My first red flag should have been that it is a love story set in France. It's a cliche. I didn't get far into Romancing the Dark in the City of Light. The book is written in third person, making it hard to relate to Summer to begin with. At some things Summer would say I just couldn't help but roll my eyes. 

Bottom line: I see so much of myself in Summer (Not her actions, but other things) that it scared the crap out of me. 

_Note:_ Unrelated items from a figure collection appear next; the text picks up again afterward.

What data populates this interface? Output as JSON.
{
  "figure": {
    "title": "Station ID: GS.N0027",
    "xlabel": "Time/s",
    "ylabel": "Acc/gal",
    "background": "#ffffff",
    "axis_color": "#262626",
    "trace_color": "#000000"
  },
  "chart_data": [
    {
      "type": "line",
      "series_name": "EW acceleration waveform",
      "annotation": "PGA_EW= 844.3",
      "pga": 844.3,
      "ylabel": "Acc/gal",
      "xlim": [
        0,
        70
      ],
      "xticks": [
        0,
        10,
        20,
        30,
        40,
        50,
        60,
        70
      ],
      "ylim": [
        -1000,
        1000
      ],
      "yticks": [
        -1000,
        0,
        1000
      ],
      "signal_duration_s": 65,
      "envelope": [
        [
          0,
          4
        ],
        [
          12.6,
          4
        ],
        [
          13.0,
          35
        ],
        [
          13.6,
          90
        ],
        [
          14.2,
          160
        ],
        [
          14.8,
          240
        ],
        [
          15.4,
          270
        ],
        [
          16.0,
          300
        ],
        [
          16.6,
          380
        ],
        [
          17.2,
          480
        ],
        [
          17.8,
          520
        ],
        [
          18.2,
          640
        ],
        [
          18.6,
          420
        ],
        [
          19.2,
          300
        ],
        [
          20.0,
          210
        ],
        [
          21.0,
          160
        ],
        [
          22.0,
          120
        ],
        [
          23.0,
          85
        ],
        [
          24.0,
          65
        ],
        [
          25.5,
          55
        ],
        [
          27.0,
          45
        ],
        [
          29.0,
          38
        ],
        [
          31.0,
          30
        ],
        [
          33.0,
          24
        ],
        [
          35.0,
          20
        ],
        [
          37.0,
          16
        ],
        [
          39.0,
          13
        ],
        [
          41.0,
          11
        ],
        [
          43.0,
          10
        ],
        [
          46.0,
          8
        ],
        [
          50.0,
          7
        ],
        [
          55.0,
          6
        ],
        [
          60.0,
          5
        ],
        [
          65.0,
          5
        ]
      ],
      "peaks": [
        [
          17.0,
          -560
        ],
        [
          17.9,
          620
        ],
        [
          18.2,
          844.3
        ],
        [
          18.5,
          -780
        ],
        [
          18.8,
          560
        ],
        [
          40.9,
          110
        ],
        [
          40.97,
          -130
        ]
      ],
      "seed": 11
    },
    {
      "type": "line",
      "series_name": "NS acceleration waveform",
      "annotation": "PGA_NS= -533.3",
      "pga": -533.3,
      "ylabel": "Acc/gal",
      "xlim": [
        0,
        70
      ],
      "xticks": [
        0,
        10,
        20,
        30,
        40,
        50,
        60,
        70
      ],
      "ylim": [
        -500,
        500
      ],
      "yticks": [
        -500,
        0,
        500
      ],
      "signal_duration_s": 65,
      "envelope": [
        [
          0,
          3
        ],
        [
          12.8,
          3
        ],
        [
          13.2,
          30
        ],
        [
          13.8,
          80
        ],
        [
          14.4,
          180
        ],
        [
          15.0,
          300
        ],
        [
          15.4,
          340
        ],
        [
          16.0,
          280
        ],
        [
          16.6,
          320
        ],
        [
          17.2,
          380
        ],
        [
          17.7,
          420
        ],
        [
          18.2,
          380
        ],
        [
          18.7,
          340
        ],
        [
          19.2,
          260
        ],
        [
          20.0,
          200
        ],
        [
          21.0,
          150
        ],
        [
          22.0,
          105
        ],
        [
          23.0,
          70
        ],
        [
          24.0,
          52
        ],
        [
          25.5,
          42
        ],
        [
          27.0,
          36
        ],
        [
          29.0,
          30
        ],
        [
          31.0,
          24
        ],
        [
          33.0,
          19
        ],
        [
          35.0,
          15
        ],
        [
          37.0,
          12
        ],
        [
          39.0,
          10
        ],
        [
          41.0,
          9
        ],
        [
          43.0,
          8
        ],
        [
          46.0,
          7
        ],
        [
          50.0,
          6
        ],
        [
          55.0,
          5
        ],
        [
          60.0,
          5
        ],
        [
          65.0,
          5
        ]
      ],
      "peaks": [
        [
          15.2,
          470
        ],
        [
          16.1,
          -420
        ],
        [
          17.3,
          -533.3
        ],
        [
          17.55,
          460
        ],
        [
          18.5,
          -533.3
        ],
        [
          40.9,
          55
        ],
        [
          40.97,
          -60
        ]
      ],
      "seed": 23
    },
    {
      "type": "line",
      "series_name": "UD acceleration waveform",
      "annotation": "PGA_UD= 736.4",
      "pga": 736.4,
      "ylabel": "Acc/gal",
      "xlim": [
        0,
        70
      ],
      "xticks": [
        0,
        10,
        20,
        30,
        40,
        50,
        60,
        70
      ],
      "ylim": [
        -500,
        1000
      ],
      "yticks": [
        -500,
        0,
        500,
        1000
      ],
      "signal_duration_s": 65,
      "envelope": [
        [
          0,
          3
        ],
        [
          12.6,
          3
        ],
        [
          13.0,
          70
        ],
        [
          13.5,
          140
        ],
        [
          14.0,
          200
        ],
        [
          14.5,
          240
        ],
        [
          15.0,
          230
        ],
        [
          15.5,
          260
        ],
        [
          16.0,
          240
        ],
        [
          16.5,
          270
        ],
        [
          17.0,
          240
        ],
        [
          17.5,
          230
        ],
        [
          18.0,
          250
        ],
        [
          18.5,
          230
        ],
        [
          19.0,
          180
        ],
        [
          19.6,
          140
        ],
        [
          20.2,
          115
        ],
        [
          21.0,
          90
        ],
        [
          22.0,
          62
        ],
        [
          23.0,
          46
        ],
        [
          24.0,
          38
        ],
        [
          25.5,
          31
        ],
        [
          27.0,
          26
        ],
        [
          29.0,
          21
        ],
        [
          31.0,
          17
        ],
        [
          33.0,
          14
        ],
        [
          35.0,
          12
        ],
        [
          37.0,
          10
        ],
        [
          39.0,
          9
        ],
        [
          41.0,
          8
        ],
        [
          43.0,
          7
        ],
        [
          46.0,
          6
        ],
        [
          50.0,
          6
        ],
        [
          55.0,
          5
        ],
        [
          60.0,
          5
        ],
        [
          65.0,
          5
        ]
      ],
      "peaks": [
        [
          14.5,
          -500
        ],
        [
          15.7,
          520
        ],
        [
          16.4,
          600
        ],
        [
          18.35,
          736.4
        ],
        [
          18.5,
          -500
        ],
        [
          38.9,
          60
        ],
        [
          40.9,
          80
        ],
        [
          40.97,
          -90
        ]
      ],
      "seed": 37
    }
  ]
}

*Thank you St. Martin's Press for approving me!* 

These Shallow Graves by Jennifer Donnelly

Release Date: October 27th 2015
Source: NetGalley
These Shallow Gravesis the story of how much a young woman is willing to risk and lose in order to find the truth. Jo Montfort is beautiful and rich, and soon—like all the girls in her class—she'll graduate from finishing school and be married off to a wealthy bachelor. Which is the last thing she wants. Jo dreams of becoming a writer—a newspaper reporter like the trailblazing Nellie Bly. Wild aspirations aside, Jo's life seems perfect until tragedy strikes: her father is found dead. Charles Montfort shot himself while cleaning his pistol. One of New York City's wealthiest men, he owned a newspaper and was a partner in a massive shipping firm, and Jo knows he was far too smart to clean a loaded gun. The more Jo hears about her father's death, the more something feels wrong. Suicide is the only logical explanation, and of course people have started talking, but Jo's father would never have resorted to that. And then she meets Eddie—a young, smart, infuriatingly handsome reporter at her father's newspaper—and it becomes all too clear how much she stands to lose if she keeps searching for the truth. But now it might be too late to stop. The past never stays buried forever. Life is dirtier than Jo Montfort could ever have imagined, and this time the truth is the dirtiest part of all.
I've never had luck with Jennifer Donnelly books, so this wasn't a HUGE surprise, but I am disappointed because the summary made it sound awesome! I get Jennifer was going on with the time period but the whole "Woman can't do this." or "It isn't proper." really pisses me off. Jo didn't seem very mature for her age, for what I read she acted like a child, and it only got worse when she didn't get her way. Also, I may not have finished this book but why the heck is it 500 pages? I barley made it to fifty. I think after this I won't be picking up a Donnelly book for a while. 

*Thanks for approving me Random House!*

I just want to note that I don't make a habit of DNFing ARC books. It was sucky that is happened to be all October books that I didn't finish.